“Having a Heart For God” is the theme of the VBS here at the Wellandport church in Ontario, Canada. It’s published by “Shaping Hearts.” And based on the life of King David the one who God said was “a man after MY own heart (1 Sam. 13:14; Ax. 13:22).
Since I’m teaching the adult class, I want to share some thoughts this week about this vital topic. Yesterday, we discussed a caring heart.
David often spoke of Jehovah’s “tender mercies” (Ps. 25:6; 40:11; 51:1; 69:16; 79:9). They are displayed in God’s loving kindness in patience and longsuffering with our failures and foibles. His forgiveness. His grace. His blessings, both materially, as well as spiritually. His understanding and feeling for our fleshly frailties.
David, likewise, was tenderhearted. There’s no better illustration than in his sin with Bathsheba. Paradoxically, the man after God’s own heart fell prey to lust and committed adultery. Yet, when confronted with the reality of his transgression, David simply confessed, “I have sinned against the Lord” (1 Sam 12:13).

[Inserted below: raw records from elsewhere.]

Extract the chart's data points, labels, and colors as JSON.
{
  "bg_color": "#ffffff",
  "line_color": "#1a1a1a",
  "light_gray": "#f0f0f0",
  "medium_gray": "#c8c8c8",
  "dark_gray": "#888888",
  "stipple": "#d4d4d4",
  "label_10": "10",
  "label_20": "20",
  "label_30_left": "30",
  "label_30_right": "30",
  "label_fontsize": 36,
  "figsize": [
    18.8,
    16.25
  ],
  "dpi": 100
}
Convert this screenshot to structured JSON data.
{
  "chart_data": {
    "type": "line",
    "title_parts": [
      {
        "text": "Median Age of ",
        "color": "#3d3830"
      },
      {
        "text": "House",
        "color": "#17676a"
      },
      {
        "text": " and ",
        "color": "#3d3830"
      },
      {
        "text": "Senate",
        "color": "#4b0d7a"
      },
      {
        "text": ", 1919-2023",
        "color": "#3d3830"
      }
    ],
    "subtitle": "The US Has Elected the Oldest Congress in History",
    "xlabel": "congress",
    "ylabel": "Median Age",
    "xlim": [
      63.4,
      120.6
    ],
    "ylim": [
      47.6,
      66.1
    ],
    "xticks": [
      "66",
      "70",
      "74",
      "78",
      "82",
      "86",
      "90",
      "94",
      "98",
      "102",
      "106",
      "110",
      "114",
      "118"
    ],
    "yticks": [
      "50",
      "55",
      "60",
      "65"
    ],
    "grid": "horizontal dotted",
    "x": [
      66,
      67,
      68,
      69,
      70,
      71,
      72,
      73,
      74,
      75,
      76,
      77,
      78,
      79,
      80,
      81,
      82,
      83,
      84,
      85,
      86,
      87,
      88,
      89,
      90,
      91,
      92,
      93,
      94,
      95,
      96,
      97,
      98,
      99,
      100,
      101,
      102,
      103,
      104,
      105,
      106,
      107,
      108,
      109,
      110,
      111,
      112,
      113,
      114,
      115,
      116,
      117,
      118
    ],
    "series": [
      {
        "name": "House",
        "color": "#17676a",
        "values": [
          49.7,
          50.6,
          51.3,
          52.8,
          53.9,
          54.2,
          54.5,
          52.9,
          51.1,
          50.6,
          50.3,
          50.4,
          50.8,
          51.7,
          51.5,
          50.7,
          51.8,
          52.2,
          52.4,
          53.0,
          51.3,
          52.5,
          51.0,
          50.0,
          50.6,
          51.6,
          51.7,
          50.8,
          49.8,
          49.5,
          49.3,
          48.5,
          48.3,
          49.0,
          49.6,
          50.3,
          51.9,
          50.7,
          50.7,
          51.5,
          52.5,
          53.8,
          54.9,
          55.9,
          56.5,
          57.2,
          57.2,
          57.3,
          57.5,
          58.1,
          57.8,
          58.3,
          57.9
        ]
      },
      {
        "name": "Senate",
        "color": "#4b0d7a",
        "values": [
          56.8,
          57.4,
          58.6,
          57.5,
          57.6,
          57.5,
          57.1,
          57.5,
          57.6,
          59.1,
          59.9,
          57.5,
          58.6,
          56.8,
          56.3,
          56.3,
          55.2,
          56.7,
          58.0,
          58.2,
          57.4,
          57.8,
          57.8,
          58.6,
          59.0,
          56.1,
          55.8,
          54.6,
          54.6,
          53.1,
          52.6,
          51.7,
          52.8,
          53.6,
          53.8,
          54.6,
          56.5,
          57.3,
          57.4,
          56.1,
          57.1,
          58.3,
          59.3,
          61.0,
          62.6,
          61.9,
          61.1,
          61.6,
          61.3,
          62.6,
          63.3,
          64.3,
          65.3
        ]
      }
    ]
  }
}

Unlike King Saul who made excuses for his transgressions by blaming the prophet Samuel, or blaming the people, David took ownership of his own wrongdoing. We see his contrite heart as he fasted and prayed when the baby was born with an illness. Following the child’s death, David did not blame God, but instead “went into the house of the Lord and worshiped. Then offered comfort to Bathsheba (1 Sam. 12:15-22).
Psalms 51 and 32 reveal David’s tender heart as he begs for God’s forgiveness and exposes his innermost feelings of contrition.
1 Have mercy on me, O God,
according to your steadfast love;
according to your abundant mercy
blot out my transgressions.
2 Wash me thoroughly from my iniquity,
and cleanse me from my sin!
3 For I know my transgressions,
and my sin is ever before me.
4 Against you, you only, have I sinned
and done what is evil in your sight,
–Ps. 51:1-4, ESV
Both Paul and Peter in the New Testament command Christians to be tenderhearted.
“And be kind to one another, tenderhearted, forgiving one another, even as God in Christ forgave you” (Eph. 4:32).
“Finally, all of you be of one mind, having compassion for one another; love as brothers, be tenderhearted, be courteous” (1 Pet. 3:8).
The word tenderhearted is translated “pitiful” in the KJV; “kindhearted” in the NASU’ and “compassionate” in the NIV.
Tenderheartedness elicits emotions like David’s when we violate God’s Word. Our heart hurts because we know we hurt God. We feel remorse, shame, and guilt. We don’t excuse ourselves. Or point accusing fingers at others. Like David, we step up. We own up. And we fess up.
Furthermore, tenderheartedness is feeling people’s pain and empathizing with their problems. It is allowing your heart to feel sorrow, sympathy, and compassion for another’s sorrow.
There are many ways we can demonstrate Tenderheartedness to others. People need prayer, encouragement, and thoughtful offers to lend a hand when they are feeling physical pain. Assistance when experiencing financial crisis. A tender touch when enduring emotional suffering. Shared sorrow when grieving over the death of a loved one. And a strong spiritual shoulder to lean on when being assaulted by Satan’s temptations.
Tenderheartedness is a choice. We can either be tough or tender. Caustic or kind. Cruel or compassionate. Callous or considerate.
Being tenderhearted requires us to see with God’s eyes. Feel with God’s heart. And follow in the footsteps of Jesus, the perfect epitome of Divine tenderheartedness.
In the words of Robert Frost, “There never was any heart truly great and generous, that was not also tender and compassionate.”